First it is not "a study" but a commentary. The last one is a primary source and we should be using sectiondary sources.

Some of what was added was a little spammy. Others it is unclear how it relates to screening such as:

"Circulating tumour cells (CTCs) are cancer cells that shed off from the primary tumour and circulate in the bloodstream.[3] CTCs are extremely rare, occurring in 1 in a billion nucleated hematopoietic cells, yet their detection leads to numerous applications in the field of cancer detection and screening such as CTC-based liquid biopsies, disease monitoring and progression, treatment efficacy, and predicting patient outcomes.[3] CTC detection technologies work by an initial enrichment method to highlight the CTCs and reduce background noise followed by an immunodetection method. Some common enrichment methods include immunomagnetic, microfluidic, density-gradient centrifugation, and filtration approaches.[3] Immunodetection methods include the use of immunocytochemistry, immunofluorescence, reverse transcription polymerase chain reaction (RT-PCR), or flow cytometry.[3]" Doc James (talk · contribs · email) 16:09, 24 October 2017 (UTC)

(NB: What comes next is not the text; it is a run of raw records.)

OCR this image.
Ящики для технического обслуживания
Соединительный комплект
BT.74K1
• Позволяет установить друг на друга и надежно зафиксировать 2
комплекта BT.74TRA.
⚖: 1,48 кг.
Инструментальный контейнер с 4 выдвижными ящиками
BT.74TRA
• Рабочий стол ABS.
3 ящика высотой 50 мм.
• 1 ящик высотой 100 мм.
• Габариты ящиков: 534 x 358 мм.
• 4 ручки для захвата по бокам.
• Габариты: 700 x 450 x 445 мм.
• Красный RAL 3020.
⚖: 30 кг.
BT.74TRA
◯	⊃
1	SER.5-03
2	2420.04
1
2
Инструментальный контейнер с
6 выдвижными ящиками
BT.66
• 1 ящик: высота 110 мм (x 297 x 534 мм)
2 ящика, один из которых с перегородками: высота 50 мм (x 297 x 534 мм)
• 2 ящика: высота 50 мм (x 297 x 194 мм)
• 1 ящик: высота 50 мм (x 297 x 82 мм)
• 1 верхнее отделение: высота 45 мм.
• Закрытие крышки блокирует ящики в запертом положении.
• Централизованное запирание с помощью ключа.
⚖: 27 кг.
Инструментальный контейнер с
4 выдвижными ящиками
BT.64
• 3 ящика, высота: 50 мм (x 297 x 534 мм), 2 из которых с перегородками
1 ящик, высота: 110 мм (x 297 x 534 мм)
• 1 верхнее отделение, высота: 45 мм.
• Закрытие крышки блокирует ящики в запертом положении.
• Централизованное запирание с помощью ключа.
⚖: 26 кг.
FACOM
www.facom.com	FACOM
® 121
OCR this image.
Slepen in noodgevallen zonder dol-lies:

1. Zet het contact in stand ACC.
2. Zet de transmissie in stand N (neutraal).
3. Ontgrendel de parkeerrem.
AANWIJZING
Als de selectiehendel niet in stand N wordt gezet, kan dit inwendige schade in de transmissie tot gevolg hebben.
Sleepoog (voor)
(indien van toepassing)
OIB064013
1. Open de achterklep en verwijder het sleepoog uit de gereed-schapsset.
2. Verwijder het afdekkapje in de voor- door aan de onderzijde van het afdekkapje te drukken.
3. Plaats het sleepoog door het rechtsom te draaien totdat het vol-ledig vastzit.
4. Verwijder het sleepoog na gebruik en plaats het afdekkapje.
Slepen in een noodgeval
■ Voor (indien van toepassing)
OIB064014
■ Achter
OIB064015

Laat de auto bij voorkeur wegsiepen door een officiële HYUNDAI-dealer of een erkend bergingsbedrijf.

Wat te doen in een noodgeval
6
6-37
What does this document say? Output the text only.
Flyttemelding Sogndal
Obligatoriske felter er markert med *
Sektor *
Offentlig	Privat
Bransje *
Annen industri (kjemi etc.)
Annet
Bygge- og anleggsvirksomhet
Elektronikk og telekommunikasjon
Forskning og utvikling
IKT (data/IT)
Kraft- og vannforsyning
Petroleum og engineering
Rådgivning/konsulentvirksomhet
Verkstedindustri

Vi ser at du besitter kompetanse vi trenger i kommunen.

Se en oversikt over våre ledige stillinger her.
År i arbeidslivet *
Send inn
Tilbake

  1. ^ a b c Biller-Andorno, Nikola; Jüni, Peter (2014-05-21). "Abolishing Mammography Screening Programs? A View from the Swiss Medical Board". New England Journal of Medicine. 370 (21): 1965–1967. doi:10.1056/nejmp1401875.
  2. ^ Miller, Anthony B.; Wall, Claus; Baines, Cornelia J.; Sun, Ping; To, Teresa; Narod, Steven A. (2014-02-11). "Twenty five year follow-up for breast cancer incidence and mortality of the Canadian National Breast Screening Study: randomised screening trial". BMJ. 348: g366. doi:10.1136/bmj.g366. ISSN 1756-1833. PMID 24519768.
  3. ^ a b c d Lee, Jin Sun; Magbanua, Mark Jesus M.; Park, John W. (2016-12-01). "Circulating tumor cells in breast cancer: applications in personalized medicine". Breast Cancer Research and Treatment. 160 (3): 411–424. doi:10.1007/s10549-016-4014-6. ISSN 0167-6806.